🤖 AI Summary
This work addresses the inefficiency and subjectivity of traditional trial-and-error approaches in high-energy physics (HEP) data analysis by introducing symbolic regression to HEP fitting tasks for the first time. Coupled with uncertainty modeling, the proposed method automatically discovers optimal parametric forms without requiring prior knowledge. The authors implement this approach in the SymbolFit software package and perform extensive parallel explorations across multiple configurations on dijet invariant mass spectra from CMS and ATLAS. From 560 independent runs, over 1,000 high-quality fitting functions achieving χ²/NDF ≈ 1 are generated, including 111 instances that successfully reproduce established dijet and UA2 functional forms found in the literature.

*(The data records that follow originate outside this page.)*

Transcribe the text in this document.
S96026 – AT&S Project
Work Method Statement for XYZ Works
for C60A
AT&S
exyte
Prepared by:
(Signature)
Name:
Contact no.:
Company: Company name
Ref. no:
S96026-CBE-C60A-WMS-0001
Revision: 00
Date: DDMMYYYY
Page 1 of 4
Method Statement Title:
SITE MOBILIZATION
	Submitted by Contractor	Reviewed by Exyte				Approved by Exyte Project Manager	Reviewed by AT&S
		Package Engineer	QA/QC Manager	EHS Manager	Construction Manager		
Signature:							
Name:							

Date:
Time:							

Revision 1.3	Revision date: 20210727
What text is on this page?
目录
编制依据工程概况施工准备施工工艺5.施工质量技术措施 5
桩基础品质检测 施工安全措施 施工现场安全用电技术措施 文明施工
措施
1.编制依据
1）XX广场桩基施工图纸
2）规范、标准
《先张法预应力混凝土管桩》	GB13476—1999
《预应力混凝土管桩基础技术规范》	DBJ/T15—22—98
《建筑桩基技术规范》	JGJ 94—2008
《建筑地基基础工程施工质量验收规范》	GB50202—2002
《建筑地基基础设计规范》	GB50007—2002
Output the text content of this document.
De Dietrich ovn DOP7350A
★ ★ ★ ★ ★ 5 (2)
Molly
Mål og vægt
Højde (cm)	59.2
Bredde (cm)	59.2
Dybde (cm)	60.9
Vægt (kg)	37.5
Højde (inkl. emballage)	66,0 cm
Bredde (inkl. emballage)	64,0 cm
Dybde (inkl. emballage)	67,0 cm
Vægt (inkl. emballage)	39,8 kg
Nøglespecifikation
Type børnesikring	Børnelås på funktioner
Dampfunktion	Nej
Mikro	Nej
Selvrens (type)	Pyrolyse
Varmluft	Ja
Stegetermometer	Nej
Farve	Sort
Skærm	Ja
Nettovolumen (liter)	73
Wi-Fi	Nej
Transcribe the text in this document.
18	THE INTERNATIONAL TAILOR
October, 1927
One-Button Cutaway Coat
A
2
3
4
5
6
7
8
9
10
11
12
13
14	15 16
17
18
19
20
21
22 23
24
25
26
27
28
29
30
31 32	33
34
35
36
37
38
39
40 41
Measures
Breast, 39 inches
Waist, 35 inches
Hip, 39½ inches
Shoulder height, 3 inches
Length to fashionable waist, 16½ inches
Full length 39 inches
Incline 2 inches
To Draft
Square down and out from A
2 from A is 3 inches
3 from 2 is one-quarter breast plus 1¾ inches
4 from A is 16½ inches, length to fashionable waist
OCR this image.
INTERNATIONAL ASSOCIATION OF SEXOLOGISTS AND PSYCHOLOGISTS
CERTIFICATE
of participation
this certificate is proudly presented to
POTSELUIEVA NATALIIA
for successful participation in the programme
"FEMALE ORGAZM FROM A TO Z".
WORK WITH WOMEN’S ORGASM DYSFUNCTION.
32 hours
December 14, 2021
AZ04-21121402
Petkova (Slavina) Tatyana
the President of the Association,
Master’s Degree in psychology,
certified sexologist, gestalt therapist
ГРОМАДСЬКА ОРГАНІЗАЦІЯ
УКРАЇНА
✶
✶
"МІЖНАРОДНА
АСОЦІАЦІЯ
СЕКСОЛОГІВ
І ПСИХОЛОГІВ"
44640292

This demonstrates a fully automated, data-driven framework for discovering physically meaningful fitting functions in HEP.
📝 Abstract
In HEP data analyses, finding an adequate function to model binned data has largely relied on a manual process: guess a functional form by intuition, fit, examine, then repeat until successful. We show that this iterative process can be automated by a machine using symbolic regression, which performs a data-driven search over function space without requiring prior knowledge of what an adequate function should look like. We present the SymbolFit package, which pairs symbolic regression with uncertainty modeling to target HEP analysis use cases, and demonstrate it on the CMS and ATLAS Run 2 dijet spectra: 560 independent seeded runs across seven simple fit configurations generated over 1000 functions fitting the spectra with $χ^2/\text{NDF}\approx 1$, and 111 of the runs rediscovered the very dijet and UA2 functions used in published dijet searches.